Ce n’est pas tant les blessures qui rapprochent Julia Scheib de Lara Gut-Behrami, mais leur obsession du haut niveau. Julia Scheib ne veut pas seulement participer: elle veut gagner. Pour elle, la satisfaction est synonyme de stagnation. Rien d’étonnant à ce qu’après son triomphe à Sölden, elle déclare sans détour: «Mon objectif, c’est le globe de cristal en slalom géant.»
Un discours qui parle à Lara Gut-Behrami. Double lauréate du classement général, la Tessinoise comprend mal les athlètes qui se contentent de moins. «Je ne travaille pas pour être dixième. Ça m’agace quand des jeunes trouvent ça normal.
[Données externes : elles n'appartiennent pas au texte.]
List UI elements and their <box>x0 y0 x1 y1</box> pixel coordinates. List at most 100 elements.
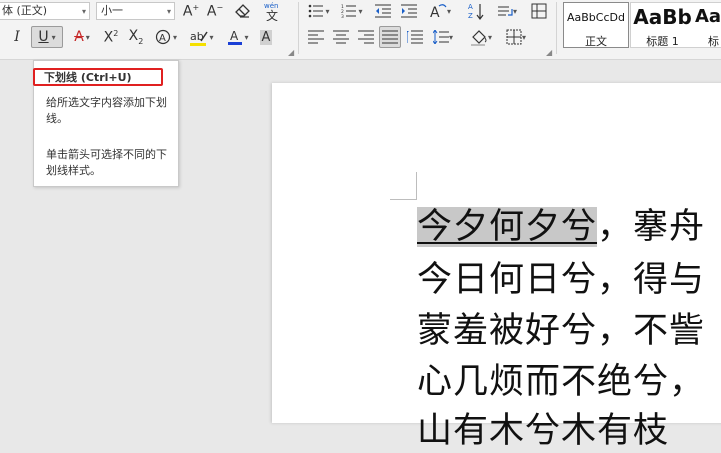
chevron-down-icon: ▾ <box>487 32 492 42</box>
underline-button[interactable]: U ▾ <box>31 26 63 48</box>
increase-indent-button[interactable] <box>399 1 419 21</box>
dialog-launcher-icon[interactable]: ◢ <box>546 48 552 57</box>
sort-button[interactable]: AZ <box>466 1 486 21</box>
line-spacing-button[interactable]: ▾ <box>430 27 456 47</box>
style-normal[interactable]: AaBbCcDd 正文 <box>563 2 629 48</box>
style-label: 标题 1 <box>646 35 679 48</box>
grow-font-button[interactable]: A+ <box>182 1 200 21</box>
style-heading-2[interactable]: Aa 标 <box>694 2 721 48</box>
character-shading-button[interactable]: A <box>257 27 275 47</box>
style-label: 标 <box>708 35 719 48</box>
dialog-launcher-icon[interactable]: ◢ <box>288 48 294 57</box>
line-spacing-icon <box>432 30 449 44</box>
document-line[interactable]: 山有木兮木有枝 <box>417 402 669 453</box>
font-name-select[interactable]: 体 (正文) ▾ <box>0 2 90 20</box>
align-justify-icon <box>382 30 398 44</box>
document-line[interactable]: 蒙羞被好兮，不訾 <box>417 302 705 353</box>
decrease-indent-button[interactable] <box>373 1 393 21</box>
clear-format-button[interactable] <box>233 1 253 21</box>
subscript-icon: X2 <box>128 28 144 46</box>
svg-text:文: 文 <box>266 8 278 21</box>
chevron-down-icon: ▾ <box>85 32 90 42</box>
align-right-icon <box>358 30 374 44</box>
shrink-font-button[interactable]: A− <box>206 1 224 21</box>
chevron-down-icon: ▾ <box>81 7 86 16</box>
document-line[interactable]: 今日何日兮，得与 <box>417 251 705 302</box>
tooltip-description: 给所选文字内容添加下划线。 <box>46 96 167 125</box>
chevron-down-icon: ▾ <box>325 6 330 16</box>
font-size-value: 小一 <box>101 4 123 17</box>
ribbon-toolbar: 体 (正文) ▾ 小一 ▾ A+ A− wén 文 I U ▾ A ▾ X2 X2… <box>0 0 721 60</box>
svg-text:Z: Z <box>468 12 473 20</box>
style-sample: Aa <box>695 6 721 27</box>
chevron-down-icon: ▾ <box>172 32 177 42</box>
underline-icon: U <box>38 29 49 45</box>
shrink-font-icon: A− <box>206 2 224 20</box>
align-center-button[interactable] <box>331 27 351 47</box>
svg-text:A: A <box>159 33 166 44</box>
line-text: ，搴舟 <box>597 207 706 247</box>
document-line[interactable]: 今夕何夕兮，搴舟 <box>417 198 705 249</box>
subscript-button[interactable]: X2 <box>126 27 146 47</box>
distribute-icon <box>407 30 423 44</box>
superscript-button[interactable]: X2 <box>101 27 121 47</box>
indent-icon <box>401 4 417 18</box>
outdent-icon <box>375 4 391 18</box>
phonetic-guide-icon: wén文 <box>264 2 278 21</box>
style-label: 正文 <box>585 35 607 48</box>
distributed-button[interactable] <box>405 27 425 47</box>
borders-icon <box>506 29 522 45</box>
shading-button[interactable]: ▾ <box>466 27 496 47</box>
group-separator <box>298 2 299 54</box>
bullets-button[interactable]: ▾ <box>306 1 332 21</box>
align-left-button[interactable] <box>306 27 326 47</box>
selected-text[interactable]: 今夕何夕兮 <box>417 207 598 247</box>
show-marks-button[interactable]: ▾ <box>494 1 520 21</box>
align-center-icon <box>333 30 349 44</box>
svg-text:A: A <box>430 5 440 20</box>
paragraph-mark-icon <box>497 6 513 16</box>
tooltip-title: 下划线 (Ctrl+U) <box>44 71 132 84</box>
font-name-value: 体 (正文) <box>2 4 48 17</box>
phonetic-guide-button[interactable]: wén 文 <box>261 1 285 21</box>
numbered-list-icon: 123 <box>341 4 357 18</box>
change-case-button[interactable]: A ▾ <box>427 1 453 21</box>
layout-grid-icon <box>531 3 547 19</box>
change-case-icon: A <box>430 4 447 20</box>
font-size-select[interactable]: 小一 ▾ <box>96 2 175 20</box>
svg-text:3: 3 <box>341 14 344 18</box>
chevron-down-icon: ▾ <box>512 6 517 16</box>
chevron-down-icon: ▾ <box>51 32 56 42</box>
margin-corner-mark <box>416 172 417 200</box>
table-layout-button[interactable] <box>529 1 549 21</box>
font-color-button[interactable]: A ▾ <box>223 27 253 47</box>
chevron-down-icon: ▾ <box>521 32 526 42</box>
chevron-down-icon: ▾ <box>358 6 363 16</box>
style-sample: AaBb <box>633 5 692 29</box>
numbering-button[interactable]: 123 ▾ <box>339 1 365 21</box>
align-left-icon <box>308 30 324 44</box>
highlight-button[interactable]: ab ▾ <box>187 27 217 47</box>
chevron-down-icon: ▾ <box>244 32 249 42</box>
italic-button[interactable]: I <box>8 27 26 47</box>
tooltip-hint: 单击箭头可选择不同的下划线样式。 <box>46 148 167 177</box>
eraser-icon <box>235 4 250 18</box>
margin-corner-mark <box>390 199 417 200</box>
superscript-icon: X2 <box>103 28 119 46</box>
style-heading-1[interactable]: AaBb 标题 1 <box>630 2 694 48</box>
italic-icon: I <box>14 29 20 45</box>
strikethrough-button[interactable]: A ▾ <box>68 27 96 47</box>
sort-az-icon: AZ <box>468 3 484 20</box>
text-effect-icon: A <box>155 29 171 45</box>
chevron-down-icon: ▾ <box>209 32 214 42</box>
svg-text:A: A <box>230 29 239 43</box>
align-right-button[interactable] <box>356 27 376 47</box>
style-sample: AaBbCcDd <box>567 11 625 24</box>
font-color-icon: A <box>228 29 243 45</box>
chevron-down-icon: ▾ <box>446 6 451 16</box>
document-line[interactable]: 心几烦而不绝兮， <box>417 353 705 404</box>
strikethrough-icon: A <box>74 29 84 45</box>
text-effect-button[interactable]: A ▾ <box>153 27 179 47</box>
justify-button[interactable] <box>379 26 401 48</box>
borders-button[interactable]: ▾ <box>502 27 530 47</box>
Non, ce n’est pas ça!» s’agace-t-elle.«On s’entraîne tous les jours pour gagner. Je ne me lève pas pour finir 25e. Bien sûr, ça arrive, et je l’accepte. Mais être satisfait d’un top 15 unique, non, ce n’est pas bien.»
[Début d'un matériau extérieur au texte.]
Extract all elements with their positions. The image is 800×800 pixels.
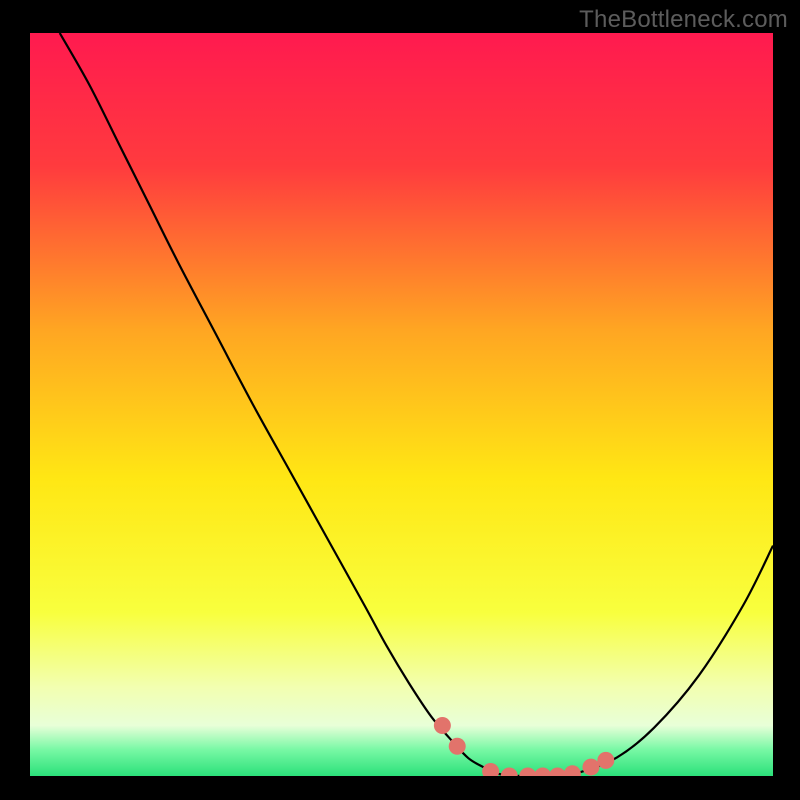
- chart-stage: TheBottleneck.com: [0, 0, 800, 800]
- curve-marker: [564, 765, 581, 782]
- curve-marker: [482, 763, 499, 780]
- curve-marker: [549, 768, 566, 785]
- bottleneck-chart: [0, 0, 800, 800]
- curve-marker: [501, 768, 518, 785]
- gradient-background: [30, 33, 773, 776]
- curve-marker: [449, 738, 466, 755]
- curve-marker: [534, 768, 551, 785]
- curve-marker: [434, 717, 451, 734]
- curve-marker: [582, 759, 599, 776]
- curve-marker: [519, 768, 536, 785]
- watermark-text: TheBottleneck.com: [579, 6, 788, 34]
- curve-marker: [597, 752, 614, 769]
Julia Scheib, elle, signe à Sölden son 20e top 15 en carrière — mais reste loin d’être comblée. Et on comprend pourquoi: quand on dompte une pente à 68% comme elle l’a fait, on peut légitimement viser plus haut. L’une des clés de son succès? Martin Sprenger, son nouvel entraîneur technique. Ancien mentor de Nicole Hosp (Autriche) et d’Alexis Pinturault (France), il a su trouver les bons mots dès le départ.«Martin est un vrai pro. Il est disponible 24 heures sur 24, passionné, sans peur. Des comme lui, il n’y en a pas beaucoup», salue-t-elle.
Pas là pour faire des sourires
Et Lara, dans tout ça? Au début de sa carrière, contrairement à Julia Scheib, elle montrait encore ses émotions, bonnes ou mauvaises. Ces dernières années, elles se font plus rares. «Peut-être que c’est une autoprotection, quelque chose d’inconscient», glisse-t-elle.«Mais j’ai l’impression que tout est comme d’habitude.» Une chose est sûre: elle ne transpire pas «tous les jours à la salle pour descendre avec un drapeau et saluer la foule.»
Côté suisse, Lara Gut-Behrami évite de peu une claque collective. Camille Rast (15e), Vanessa Kasper (29e) et Wendy Holdener (30e) marquent quelques points, sans briller. Mais la Tessinoise refuse d’en rajouter. «Ce n’était qu’une course. Et on est trop gâtés en Suisse, avec des victoires et des podiums à répétition. Mais le ski, c’est d’abord une question de confiance totale. C’est la Coupe du monde, pas une course régionale: les autres ne dorment pas.»